Rappel des faits
RAPPEL DES FAITS
• L'association bénéficiaire du bail n'a pas de capacité juridique, et le nom n'est pas le bon ... elle n'a donc pas la capacité juridique de déposer une demande de permis de construire, de même de signer le bail emphytéotique que lui propose la Ville de Belfort.
• L'association a obtenu un permis de construire le 27 Juillet 2005, et la délibération du conseil municipal vise à lui permettre pour un coût symbolique de disposer du terrain pour une durée de 99 ans et pour un loyer mensuel également symbolique. Mais cette décision est entachée d'irrégularité, et n'aurait pas dû être soumise en l'état à l'approbation des Conseillers Municipaux.
• Sur le terrain d'une superficie de 4.795 m2 appartenant à la ville, des baraquements provisoires avaient été construits dans les années 1950, ainsi qu'un foyer (CASMI) édifié ultérieurement. Jusqu'en 2005, l'ensemble de ces bâtiments a constitué un centre d'accueil pour travailleurs migrants, l'un d'entre eux, sans fondations, faisait même office de lieu de prière pour les Musulmans.
• Des permis de démolir ces bâtiments ont été délivrés en 2005, les démolitions ont eu lieu aux frais de la Ville de Belfort, et le permis de construire a été accordé.
En procédant de cette manière, la Ville de Belfort a doublement participé au financement d'un édifice culturel.Effectivement, dans un premier temps, le mécanisme de bail emphytéotique permet à une association religieuse de bénéficier de moyens, mis à sa disposition par la personne publique, afin de financer à moindre coût son projet de construction d'un édifice culturel.
Or, dans le rapport du Conseil d'Etat publié en 2004 il est rappelé qu'un tel « instrument est efficace et précieux pour les associations souhaitant construire un édifice cultuel.

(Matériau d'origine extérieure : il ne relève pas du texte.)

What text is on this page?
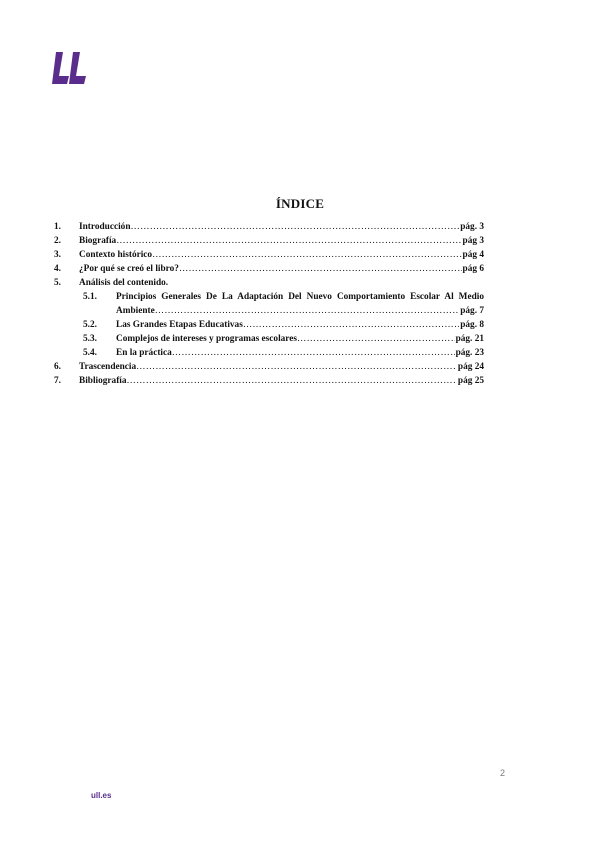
ÍNDICE
1.	Introducción ……………………………………………………………………………………………………………………………………………………	pág. 3
2.	Biografía ……………………………………………………………………………………………………………………………………………………	pág 3
3.	Contexto histórico ……………………………………………………………………………………………………………………………………………………	pág 4
4.	¿Por qué se creó el libro? ……………………………………………………………………………………………………………………………………………………	pág 6
5.	Análisis del contenido.
5.1.	Principios Generales De La Adaptación Del Nuevo Comportamiento Escolar Al Medio
Ambiente ……………………………………………………………………………………………………………………………………………………	pág. 7
5.2.	Las Grandes Etapas Educativas ……………………………………………………………………………………………………………………………………………………	pág. 8
5.3.	Complejos de intereses y programas escolares ……………………………………………………………………………………………………………………………………………………	pág. 21
5.4.	En la práctica ……………………………………………………………………………………………………………………………………………………	pág. 23
6.	Trascendencia ……………………………………………………………………………………………………………………………………………………	pág 24
7.	Bibliografía ……………………………………………………………………………………………………………………………………………………	pág 25
2
ull.es
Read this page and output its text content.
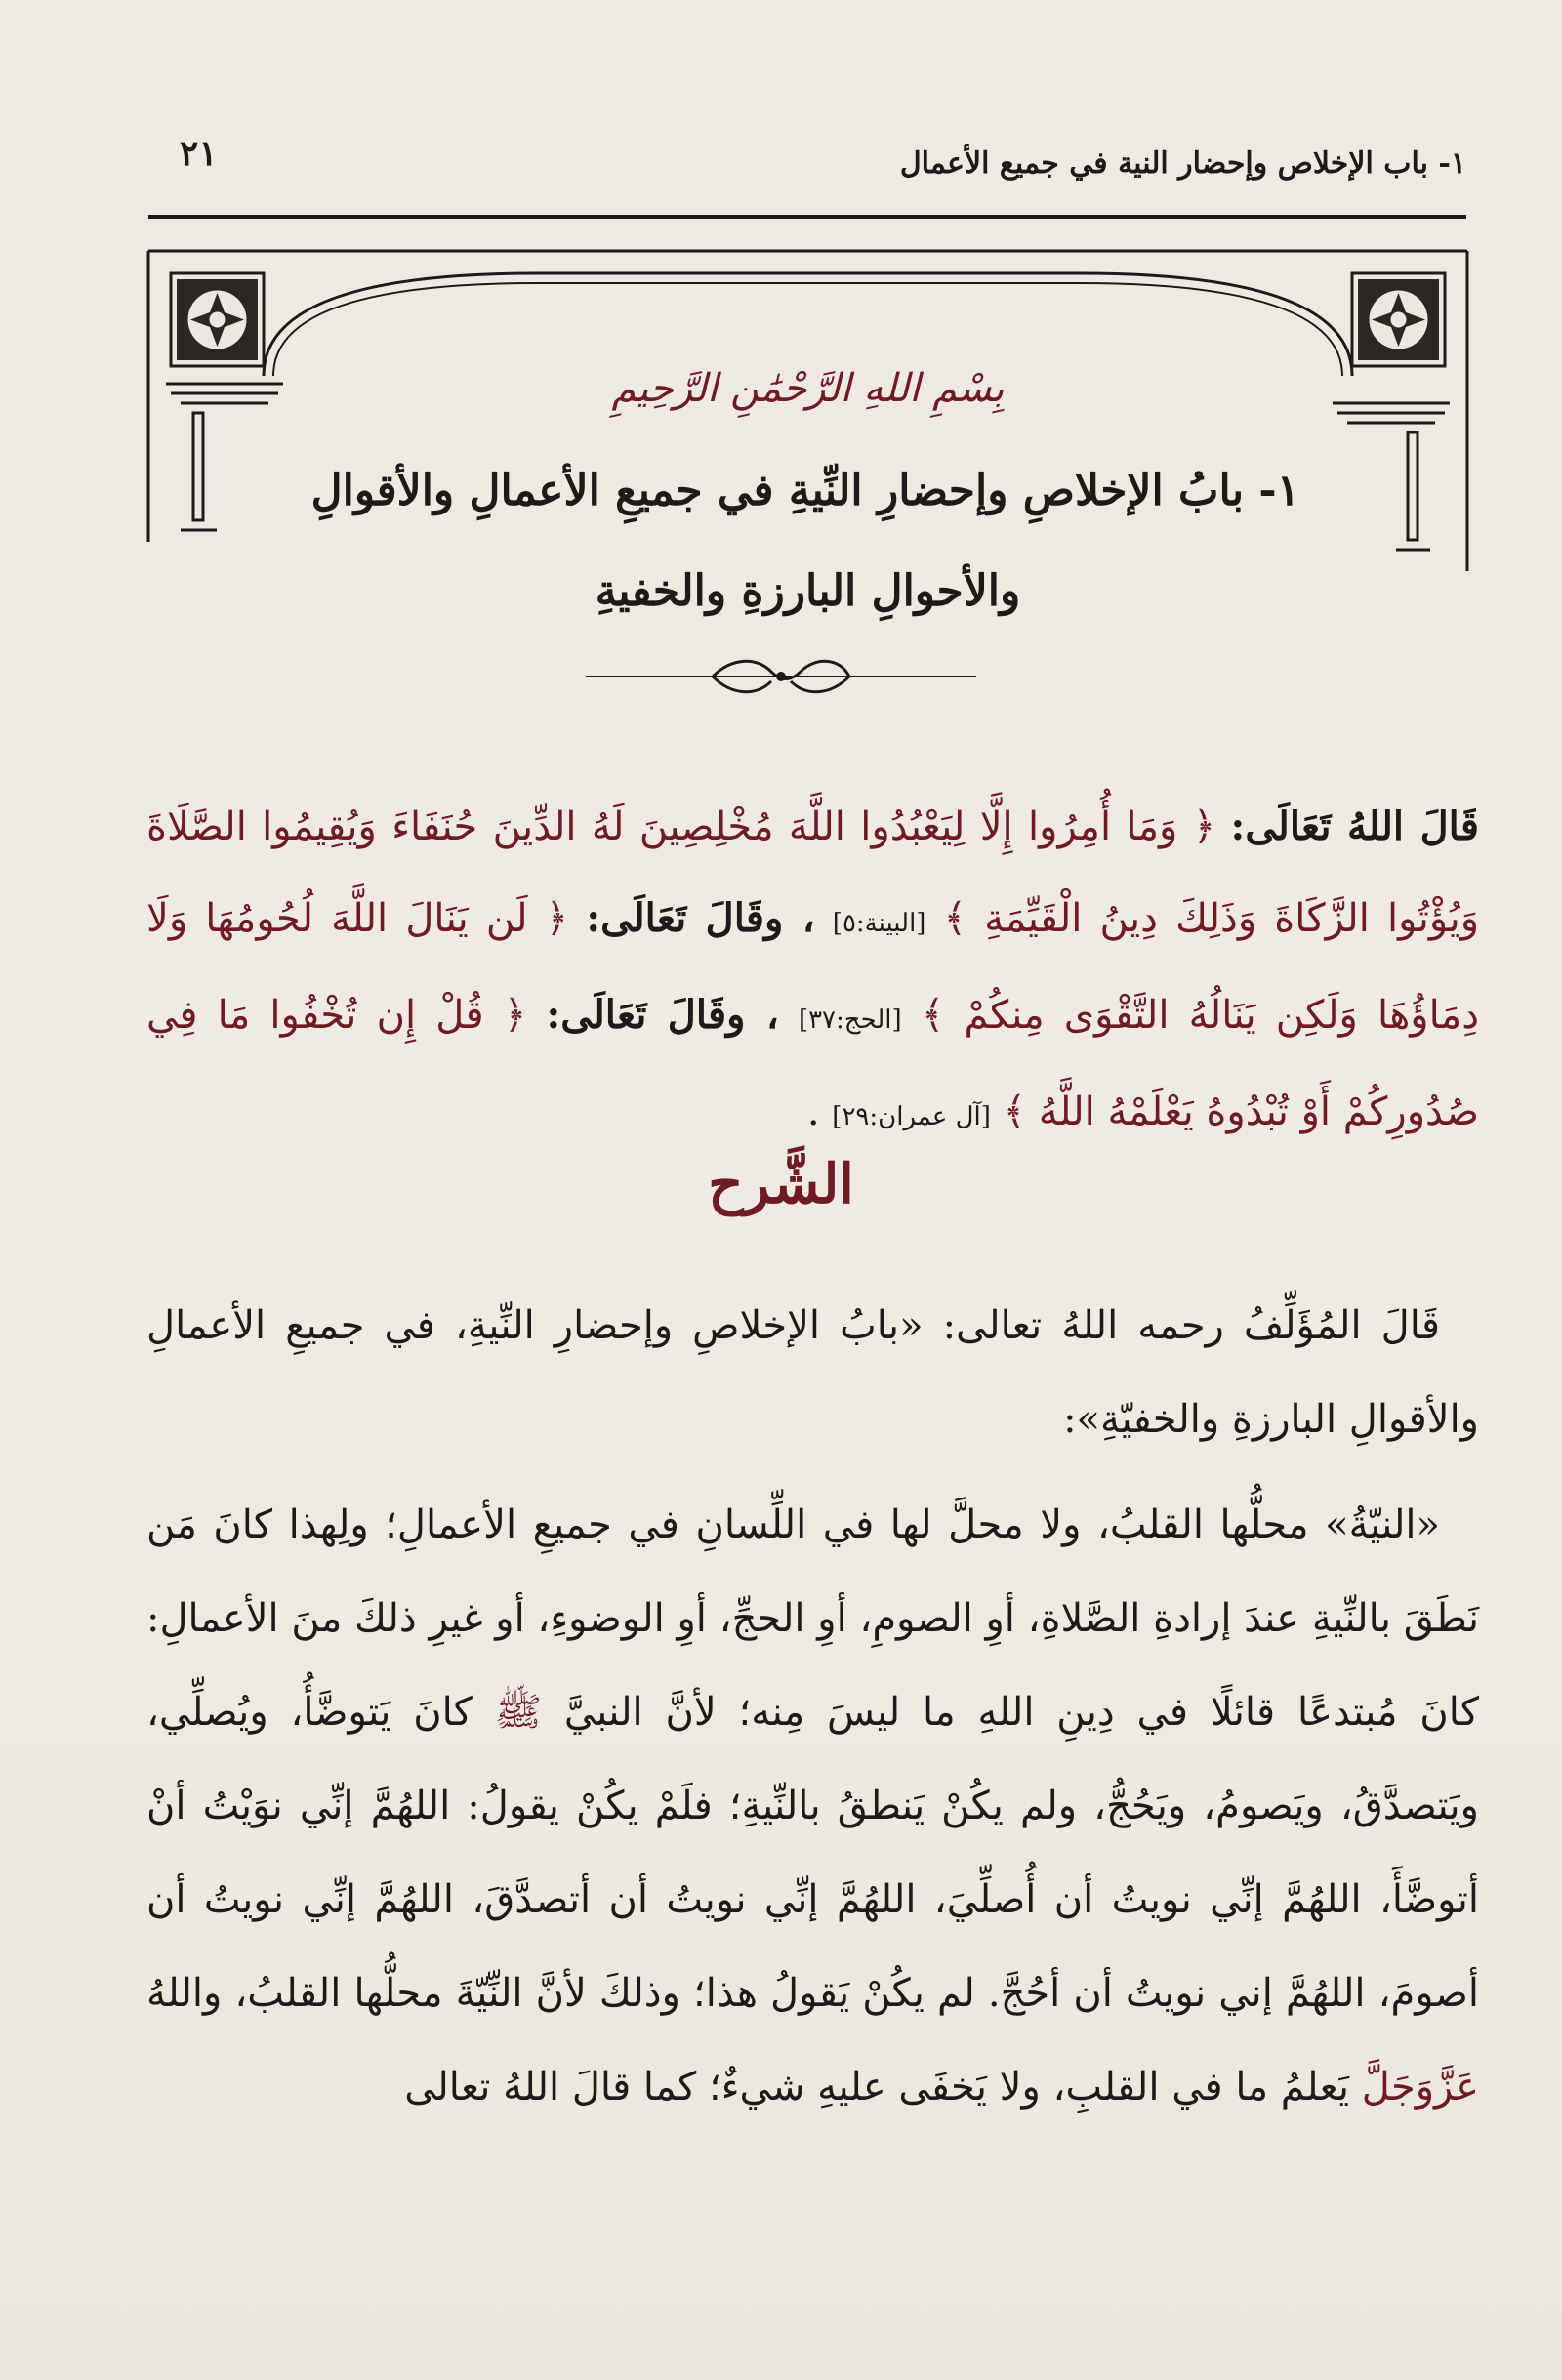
٢١	١- باب الإخلاص وإحضار النية في جميع الأعمال
بِسْمِ اللهِ الرَّحْمَٰنِ الرَّحِيمِ
١- بابُ الإخلاصِ وإحضارِ النِّيةِ في جميعِ الأعمالِ والأقوالِ
والأحوالِ البارزةِ والخفيةِ
قَالَ اللهُ تَعَالَى: ﴿ وَمَا أُمِرُوا إِلَّا لِيَعْبُدُوا اللَّهَ مُخْلِصِينَ لَهُ الدِّينَ حُنَفَاءَ وَيُقِيمُوا الصَّلَاةَ وَيُؤْتُوا الزَّكَاةَ وَذَلِكَ دِينُ الْقَيِّمَةِ ﴾ [البينة:٥] ، وقَالَ تَعَالَى: ﴿ لَن يَنَالَ اللَّهَ لُحُومُهَا وَلَا دِمَاؤُهَا وَلَكِن يَنَالُهُ التَّقْوَى مِنكُمْ ﴾ [الحج:٣٧] ، وقَالَ تَعَالَى: ﴿ قُلْ إِن تُخْفُوا مَا فِي صُدُورِكُمْ أَوْ تُبْدُوهُ يَعْلَمْهُ اللَّهُ ﴾ [آل عمران:٢٩] .
الشَّرح

قَالَ المُؤَلِّفُ رحمه اللهُ تعالى: «بابُ الإخلاصِ وإحضارِ النِّيةِ، في جميعِ الأعمالِ والأقوالِ البارزةِ والخفيّةِ»:

«النيّةُ» محلُّها القلبُ، ولا محلَّ لها في اللِّسانِ في جميعِ الأعمالِ؛ ولِهذا كانَ مَن نَطَقَ بالنِّيةِ عندَ إرادةِ الصَّلاةِ، أوِ الصومِ، أوِ الحجِّ، أوِ الوضوءِ، أو غيرِ ذلكَ منَ الأعمالِ: كانَ مُبتدعًا قائلًا في دِينِ اللهِ ما ليسَ مِنه؛ لأنَّ النبيَّ ﷺ كانَ يَتوضَّأُ، ويُصلِّي، ويَتصدَّقُ، ويَصومُ، ويَحُجُّ، ولم يكُنْ يَنطقُ بالنِّيةِ؛ فلَمْ يكُنْ يقولُ: اللهُمَّ إنِّي نوَيْتُ أنْ أتوضَّأَ، اللهُمَّ إنِّي نويتُ أن أُصلِّيَ، اللهُمَّ إنِّي نويتُ أن أتصدَّقَ، اللهُمَّ إنِّي نويتُ أن أصومَ، اللهُمَّ إني نويتُ أن أحُجَّ. لم يكُنْ يَقولُ هذا؛ وذلكَ لأنَّ النِّيّةَ محلُّها القلبُ، واللهُ عَزَّوَجَلَّ يَعلمُ ما في القلبِ، ولا يَخفَى عليهِ شيءٌ؛ كما قالَ اللهُ تعالى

Il se développe cependant dans un contexte juridique incertain ».
Le service des Domaines a rendu, le 9 mars 2006 un avis sur la valeur locative du terrain concerné par le bail emphytéotique comme le prouve le document qui a été remis au conseillers municipaux avant qu'ils ne se prononcent sur l'objet de la délibération.
Moins d'une année auparavant, le 18 mai 2005 ce même Service des Domaines avait donné un avis sur la valeur vénale de deux des trois parcelles considérées les évaluant à 200.000 Euros.Il faut en effet noter dans un second temps que les locaux communaux mis à disposition de l'Association ont été démolis, afin de permettre au terrain d'assise, devenu vierge de toute construction, d'accueillir un bâtiment religieux qui n'aura alors plus de vocation temporaire. C'est la Ville de Belfort, propriétaire des terrains et des bâtiments, qui a naturellement pris en charge la totalité des frais engendrés par la démolition des baraquements.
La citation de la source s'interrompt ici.